Betrunkene und unachtsame Piloten, überforderte Azubis: Was sich bei manchen Fluggesellschaften über und unter den Wolken abspielt, möchte man als Passagier lieber nicht wissen. In den USA hätte ein Azubi beinahe eine Katastrophe verursacht, weil er irrtümlicherweise eine Startgenehmigung erteilte. Und in der Türkei durfte ein Knirps an den Steuerknüppel.

Die Serie der Merkwürdigkeiten und Auffälligkeiten bei Fluggesellschaften reißt nicht ab: So ist im US-Bundesstaat Pennsylvania eine Linienmaschine von United Airlines nur knapp einer Katastrophe entgangen. Während des Startmanövers sahen die Piloten des United-Flugs ein Kleinflugzeug vom Typ Cessna auf der gleichen Landebahn; bei einer Geschwindigkeit von rund 225 Stundenkilometern bremsten sie abrupt und konnten dem viersitzigen Kleinflugzeug gerade noch ausweichen, wie der Lehigh-Valley-Flughafen bei Allentown und die Luftfahrtbehörde mitteilten.

Die United-Maschine verfehlte die Cessna bei dem Zwischenfall dank des Ausweichmanövers um drei Meter. Keiner der 60 Passagiere wurde verletzt. Die Cessna war kurz zuvor gelandet und hatte offenbar die ihr zugewiesene Ausfahrt der Landebahn verpasst. Die Vereinigung der Fluglotsen (NATCA) erklärte, ein Auszubildender habe dem United-Express-Flug daraufhin irrtümlicherweise die Startgenehmigung erteilt. Allentown liegt rund 80 Kilometer nördlich von Philadelphia. Flug 7138 sollte nach Chicago gehen. Nach dem Startabbruch wurde der Flug verschoben.

Bei einem anderen Fall, der sich in der Türkei abspielte, ist nicht klar, wie groß die Gefährung für die Passagiere wirklich war. Denn: Ein Pilot der türkischen Fluggesellschaft Anadolujet ist entlassen worden, weil er einen 15-jährigen Passagier über den Wolken an den Steuerknüppel gelassen hat. Türkische Zeitungen veröffentlichten ein Bild, das den Jungen auf einem Flug von Ankara nach Erzurum in fast 10.000 Metern Höhe stolz im Pilotensitz zeigt. Der Skandal sei bekannt geworden, weil er das Bild ins Internet gestellt habe.

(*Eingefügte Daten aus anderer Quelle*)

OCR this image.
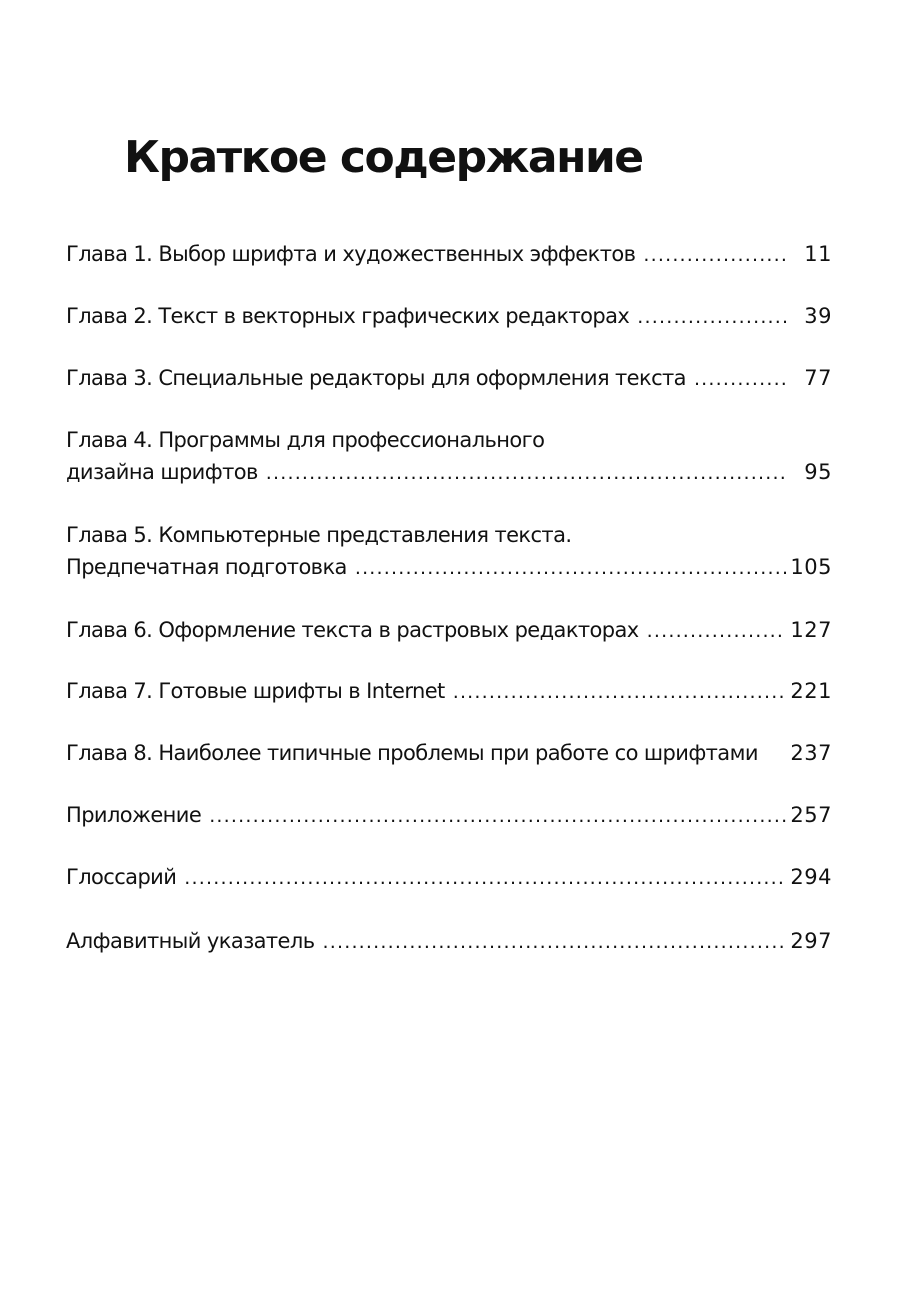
Краткое содержание
Глава 1. Выбор шрифта и художественных эффектов .....	11
Глава 2. Текст в векторных графических редакторах .....	39
Глава 3. Специальные редакторы для оформления текста .....	77
Глава 4. Программы для профессионального
дизайна шрифтов .....	95
Глава 5. Компьютерные представления текста.
Предпечатная подготовка .....	105
Глава 6. Оформление текста в растровых редакторах .....	127
Глава 7. Готовые шрифты в Internet .....	221
Глава 8. Наиболее типичные проблемы при работе со шрифтами 237
Приложение .....	257
Глоссарий .....	294
Алфавитный указатель .....	297
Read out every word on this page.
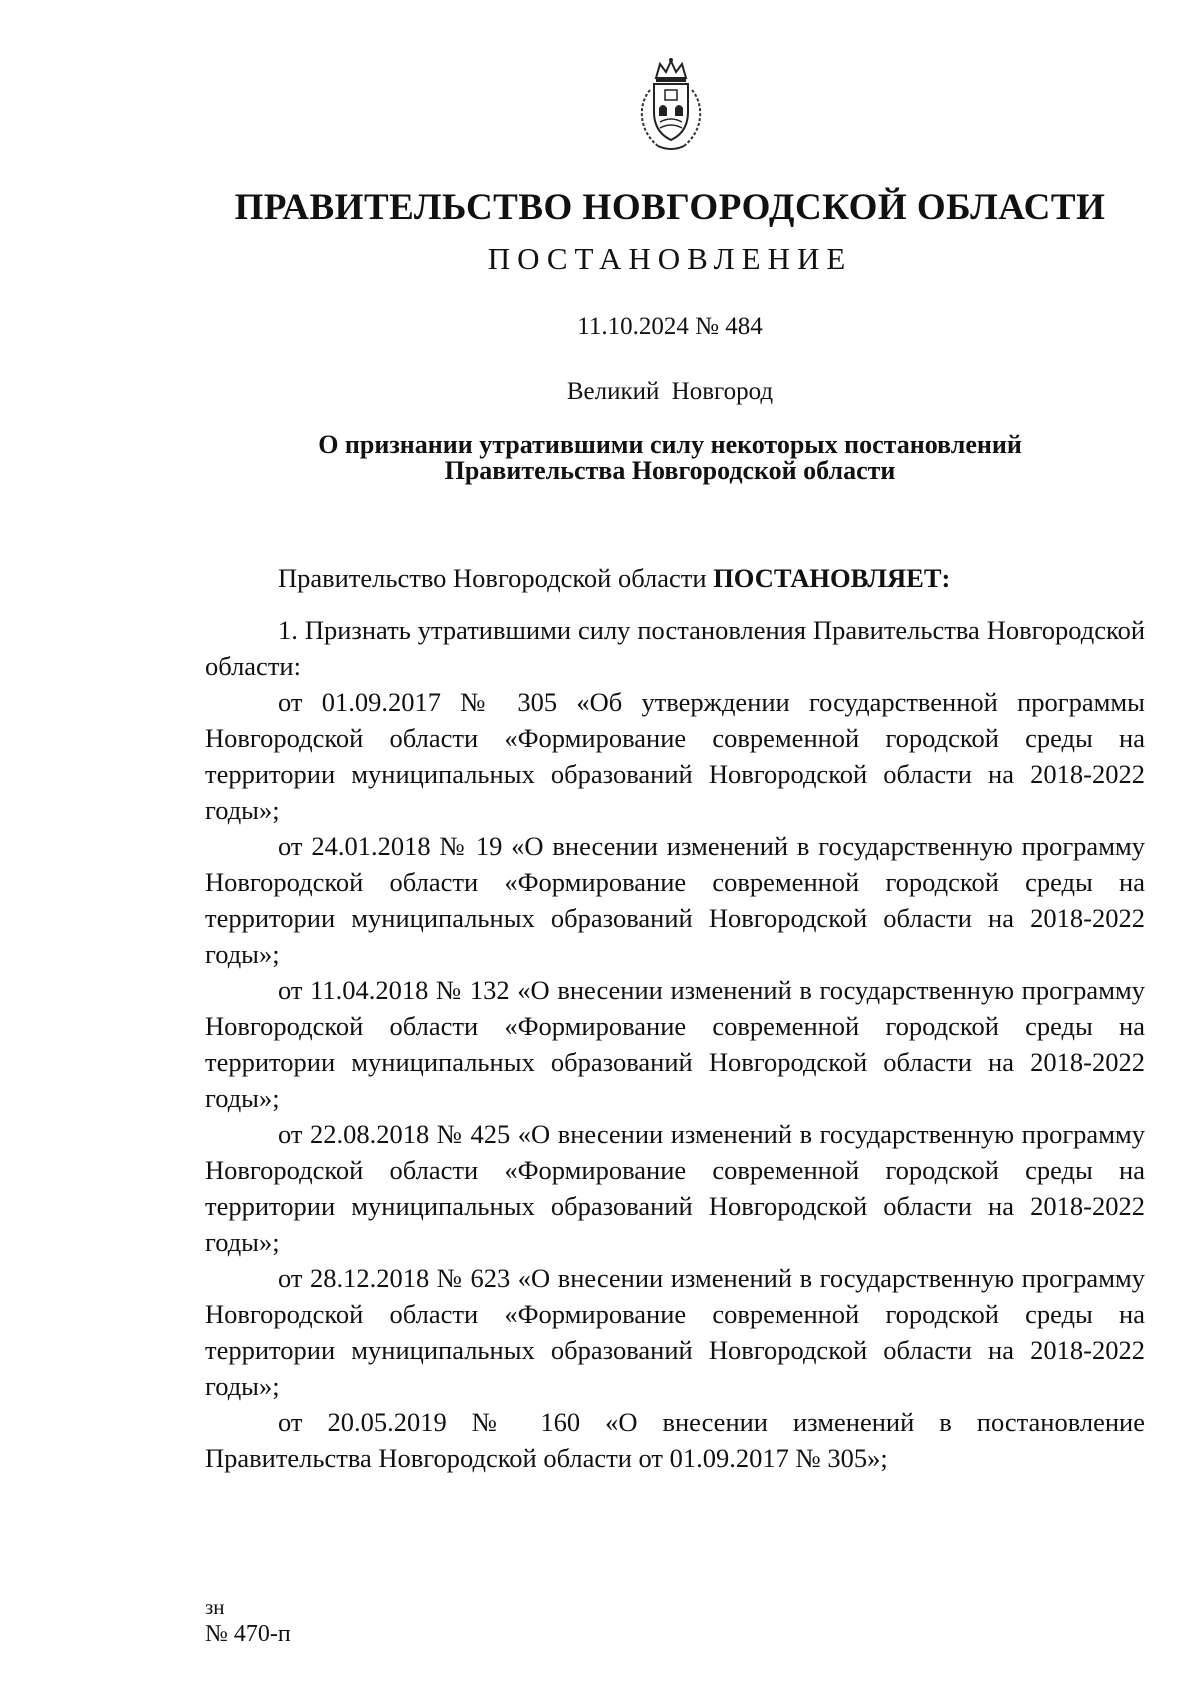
ПРАВИТЕЛЬСТВО НОВГОРОДСКОЙ ОБЛАСТИ
ПОСТАНОВЛЕНИЕ
11.10.2024 № 484
Великий Новгород
О признании утратившими силу некоторых постановлений
Правительства Новгородской области

Правительство Новгородской области ПОСТАНОВЛЯЕТ:

1. Признать утратившими силу постановления Правительства Новгородской области:

от 01.09.2017 № 305 «Об утверждении государственной программы Новгородской области «Формирование современной городской среды на территории муниципальных образований Новгородской области на 2018-2022 годы»;

от 24.01.2018 № 19 «О внесении изменений в государственную программу Новгородской области «Формирование современной городской среды на территории муниципальных образований Новгородской области на 2018-2022 годы»;

от 11.04.2018 № 132 «О внесении изменений в государственную программу Новгородской области «Формирование современной городской среды на территории муниципальных образований Новгородской области на 2018-2022 годы»;

от 22.08.2018 № 425 «О внесении изменений в государственную программу Новгородской области «Формирование современной городской среды на территории муниципальных образований Новгородской области на 2018-2022 годы»;

от 28.12.2018 № 623 «О внесении изменений в государственную программу Новгородской области «Формирование современной городской среды на территории муниципальных образований Новгородской области на 2018-2022 годы»;

от 20.05.2019 № 160 «О внесении изменений в постановление Правительства Новгородской области от 01.09.2017 № 305»;

зн
№ 470-п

Die türkische Internetseite "Airporthaber" ("Airport-Nachrichten") berichtete, der Junge sei verrückt nach Flugzeugen und habe bereits im Simulator geübt. Er habe den Piloten der Boeing 737-400 einen Katalog mit Fragen übergeben und sei dann ins Cockpit eingeladen worden. Im Pilotensitz habe er gesessen, während der Flugkapitän auf der Toilette war. Der Co-Pilot habe die Maschine zu diesem Zeitpunkt gesteuert. Anadolujet ist eine Billigfluglinie der Turkish Airlines.

Auch in Spanien sind zwei Piloten aufgefallen: Die Angestellten der Fluggesellschaft Air Europa haben sich wenige Stunden vor einem Linienflug in offensichtlich angetrunkenem Zustand eine Schlägerei geliefert. Wie die Zeitung "Faro de Vigo" berichtete, wurden die beiden Männer - ein Pilot und sein Ko-Pilot - von der Polizei im Zentrum der nordwestspanischen Hafenstadt Vigo aufgegriffen.

Dort hatten sie vor ihrem Hotel aufeinander eingeschlagen. Fünf Stunden später sollten sie eine Linienmaschine von Vigo nach Madrid fliegen. Air Europa suspendierte die Piloten bis auf weiteres vom Dienst. Das Unternehmen schickte eine neue Cockpit-Besatzung nach Vigo, die das Flugzeug mit mehrstündiger Verspätung nach Madrid brachte. Der Anlass der Prügelei zwischen den Piloten war zunächst nicht bekannt.